Dia Mundial da Criança: E se fossem eles a mandar no país?
A agenda das consciências determinou para hoje o Dia Mundial
da Criança. A liturgia variada associada à efeméride vai acontecer, como
de costume. As visitas, os passeios, as festas, etc., as idas a espectáculos de
todas as naturezas mostrarão uma comunidade preocupada em fazer as crianças
felizes, muitas até parecem, outras parecem sofrer o peso de um dia calorento e
cansativo. A imprensa fará eco das múltiplas iniciativas dirigidas às crianças,
ouvirá, por uma vez as crianças e produzir-se-ão, certamente, muitos discursos
dirigidos aos miúdos e ao seu mundo.
O Público até colocou crianças a "governar" o país. Claro, neste dia, uma brincadeira pouco habitual, ouvi-las sobre o que pensam da vida das pessoas, é "giro". É verdade que passa depressa, amanhã já não as ouvimos sobre o que as inquieta e lá voltam os miúdos, muitos, a gritar e a agitar-se para se fazerem ouvir.

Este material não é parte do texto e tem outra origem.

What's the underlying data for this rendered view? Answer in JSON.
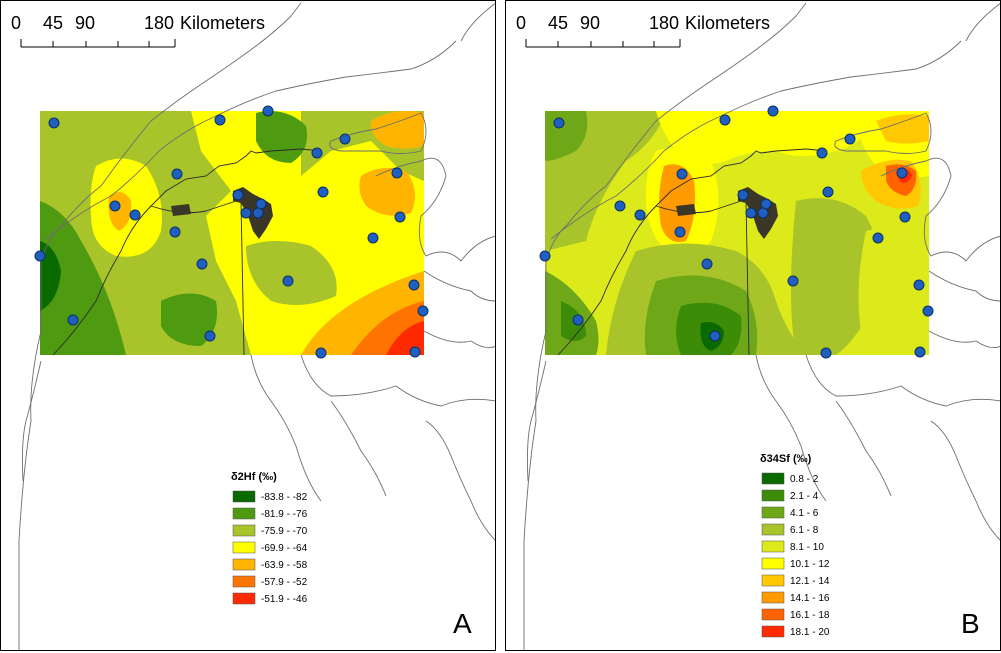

Tudo bem, pois que seja, este tipo de
efemérides serve, também, para isso mesmo, a encenação, sempre bem intencionada da preocupação que
descansa as consciências
Neste tipo de circunstâncias lembro-me com frequência do Mestre Almada que
na Cena do Ódio falava sobre, "a Pátria onde Camões morreu de fome e onde
todos enchem a barriga de Camões". De facto, apesar da vaga de discursos e iniciativas em nome das crianças, muitos
passam mal, muito mal, todos sabemos. Não cabem no Dia da Criança.
Não cabem os que diariamente são vítimas de crimes e
maus-tratos.
Não cabem muitos dos que vivem numa instituição esperando
por uma família que nunca virá.
Não cabem os que, por várias razões, são alvo de
discriminação e a quem são negados direitos básicos.
Não cabem os que vivem em famílias que os não desejam e mal
os suportam.
Não cabem os que apenas comem o que refeição única na escola
lhes possibilita.
Não cabem os que vivem em famílias a quem roubaram a
dignidade do trabalho e que, por isso, sobrevivem envergonhadamente.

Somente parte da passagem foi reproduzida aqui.